Glucocorticoids are the cornerstone of asthma therapy due to their potent anti-inflammatory action. However, a subset of severe asthmatics do not respond to the standard glucocorticoid treatment. Such phenomenon is referred to as glucocorticoid insensitivity (GCI). From a clinical point of view, GCI is characterized by the reduced therapeutic response with improvement of less than 10-15% in lung function parameters, such as FEV1, upon the administration of an adequate glucocorticoid dose. The mechanisms underlying GCI involve disrupted glucocorticoid receptor (GR) signaling, overexpression of the dominant-negative GRβ isoform, increased activity of pro-inflammatory transcription factors such as NF-κB and AP-1, and abnormal GR phosphorylation by kinases such as p38 MAPK. These altered molecular pathways undermine the anti-inflammatory effects of glucocorticoids on immune and structural airway cells, thus maintaining the chronicity of airway inflammation and remodeling. GCI can be of innate genetic origin, as in the case of GR mutations, or acquired through environmental exposures, including viral infections, smoking, and long-term exposure to pollutants in the environment. GCI represents a big challenge in the management of asthma, since a large proportion of cases do not achieve an adequate level of control with the standard treatment options. Recent advances in the understanding of the molecular mechanisms underlying GCI have enabled the development of novel therapeutic strategies, including biologic therapies targeting interleukin-5 and IL-13, Janus kinase inhibitors, and small-molecule drugs aimed at restoring GR function. This article presents a critical discussion on the current state of knowledge regarding the glucocorticoid resistance mechanisms in asthma, identifying the clinical effects of new therapeutic strategies, with special emphasis on the need for personalized treatment regimens to improve outcomes in glucocorticoid insensitivity.

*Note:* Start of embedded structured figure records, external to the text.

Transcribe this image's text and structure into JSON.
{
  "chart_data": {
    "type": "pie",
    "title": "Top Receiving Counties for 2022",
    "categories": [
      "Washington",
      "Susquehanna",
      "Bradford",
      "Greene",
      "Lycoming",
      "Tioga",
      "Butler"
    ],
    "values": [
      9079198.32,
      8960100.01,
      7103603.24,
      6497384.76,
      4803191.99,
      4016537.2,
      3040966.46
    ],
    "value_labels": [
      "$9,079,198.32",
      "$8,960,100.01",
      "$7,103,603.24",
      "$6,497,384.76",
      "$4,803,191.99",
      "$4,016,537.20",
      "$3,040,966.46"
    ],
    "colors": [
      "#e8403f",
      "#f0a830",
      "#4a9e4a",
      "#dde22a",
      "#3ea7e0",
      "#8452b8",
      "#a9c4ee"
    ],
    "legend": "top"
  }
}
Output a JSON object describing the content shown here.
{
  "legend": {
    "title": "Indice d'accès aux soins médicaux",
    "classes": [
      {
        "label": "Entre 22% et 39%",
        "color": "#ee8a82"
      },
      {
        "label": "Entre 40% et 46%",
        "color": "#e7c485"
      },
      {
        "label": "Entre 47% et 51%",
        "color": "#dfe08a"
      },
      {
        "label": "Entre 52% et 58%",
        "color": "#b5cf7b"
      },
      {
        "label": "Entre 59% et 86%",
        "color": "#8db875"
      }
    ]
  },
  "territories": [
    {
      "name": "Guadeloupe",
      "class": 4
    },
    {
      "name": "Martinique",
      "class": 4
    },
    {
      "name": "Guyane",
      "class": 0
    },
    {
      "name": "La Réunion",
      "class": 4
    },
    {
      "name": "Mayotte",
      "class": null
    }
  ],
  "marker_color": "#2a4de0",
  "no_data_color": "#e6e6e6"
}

严重哮喘的糖皮质激素不敏感:潜在的分子机制、挑战和新兴疗法。
糖皮质激素因其有效的抗炎作用而成为哮喘治疗的基石。然而,一部分严重哮喘患者对标准的糖皮质激素治疗没有反应。这种现象被称为糖皮质激素不敏感(GCI)。从临床角度来看,GCI的特点是在给予足够剂量的糖皮质激素后,治疗反应降低,肺功能参数(如FEV1)改善不到10-15%。GCI的机制包括糖皮质激素受体(GR)信号传导中断、GRβ显性阴性亚型的过度表达、NF-κB和AP-1等促炎转录因子活性增加,以及p38 MAPK等激酶对GR的异常磷酸化。这些改变的分子通路破坏了糖皮质激素对免疫和气道结构细胞的抗炎作用,从而维持气道炎症和重塑的慢性。GCI可能是先天遗传的,如GR突变,也可能是通过环境暴露获得的,包括病毒感染、吸烟和长期接触环境中的污染物。GCI是哮喘管理的一大挑战,因为很大比例的病例不能通过标准治疗方案达到适当的控制水平。最近对GCI分子机制的理解取得了进展,这使得新的治疗策略得以发展,包括针对白介素-5和IL-13的生物疗法、Janus激酶抑制剂和旨在恢复GR功能的小分子药物。本文对哮喘中糖皮质激素耐药机制的现状进行了批判性的讨论,确定了新的治疗策略的临床效果,特别强调了个性化治疗方案的必要性,以改善糖皮质激素不敏感的结果。
本文章由计算机程序翻译,如有差异,请以英文原文为准。